From a macro view, though, it will be fascinating to see how Apple, a company that prizes control to an almost fanatical degree, deals with decisions being taken out of its hands. I expect this to be one of the biggest challenges the company has ever had to face from a strategic standpoint and it means 2023 is shaping up to be one of the most interesting years to watch in Apple’s recent history.
The transition lens
Even as Apple missed its self-appointed deadline to transition the entire Mac product line to Apple silicon within two years, rumors have sprung up that the company is scaling back plans for its upcoming Mac Pro, the last major model to make the jump.
The Mac has been going pretty strong in the wake of that transition and I don’t expect that to change in 2023. But Apple’s going to be making some choices in the year ahead about where it spends its time and energy developing its computers, which will be interesting to see. Dialing back the Mac Pro, as rumor would have it, from a ridiculously powerful machine to just a tremendously powerful machine will no doubt disappoint some, but it’s a good indication of the fact that Apple knows where its market is. The Mac Pro is already a niche product that accounts for a tiny percentage of Macs and the highest-end configurations are only a small percentage of those sales.
Selling products that appeal to more consumers is a lot like robbing banks: that’s where the money is.
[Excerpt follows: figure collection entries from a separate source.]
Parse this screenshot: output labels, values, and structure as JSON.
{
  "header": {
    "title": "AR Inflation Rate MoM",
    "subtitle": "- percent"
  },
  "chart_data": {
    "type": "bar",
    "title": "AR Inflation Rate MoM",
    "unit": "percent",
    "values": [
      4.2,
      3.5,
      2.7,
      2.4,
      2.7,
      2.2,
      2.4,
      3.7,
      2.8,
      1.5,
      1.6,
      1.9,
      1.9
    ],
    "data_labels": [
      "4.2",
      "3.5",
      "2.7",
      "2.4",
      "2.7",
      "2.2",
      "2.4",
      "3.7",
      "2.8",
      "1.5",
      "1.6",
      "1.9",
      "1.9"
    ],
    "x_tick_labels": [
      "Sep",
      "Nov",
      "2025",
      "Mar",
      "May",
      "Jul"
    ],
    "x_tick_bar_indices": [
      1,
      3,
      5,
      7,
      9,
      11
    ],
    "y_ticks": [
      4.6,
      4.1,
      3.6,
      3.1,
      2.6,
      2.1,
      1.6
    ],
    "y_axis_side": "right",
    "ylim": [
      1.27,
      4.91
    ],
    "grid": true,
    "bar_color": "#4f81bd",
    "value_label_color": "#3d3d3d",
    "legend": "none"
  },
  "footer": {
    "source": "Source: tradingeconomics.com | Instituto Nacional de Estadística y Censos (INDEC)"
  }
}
This is why it’s also little surprise that the company’s said to be planning a larger version of the MacBook Air, its most popular model. The future of the Mac Studio and the iMac will also help clarify the company’s marketing philosophy, assuming they are indeed updated in the year ahead. In any event, with the excitement of Apple’s latest chip transition coming to a close, it’s time to see what business as usual looks like for the Mac as its 40th anniversary looms.
Those are only the highlights of what I’m looking for in 2023: there’s a full year of Apple events, new products, and upgrades to come. What will the iPhone 15 bring? Does the Apple Watch Ultra design start trickling down to the rest of the product line? Hey, what about that classical music app Apple said was coming in 2022? And does anybody know what’s going on with the iPad these days?
This past year has been packed with its fair share of surprises, and there’s no reason to think 2023 will be any different. So pop in your AirPods, fire up the Apple TV, and binge away on the latest Apple TV+ content as we usher in the new year.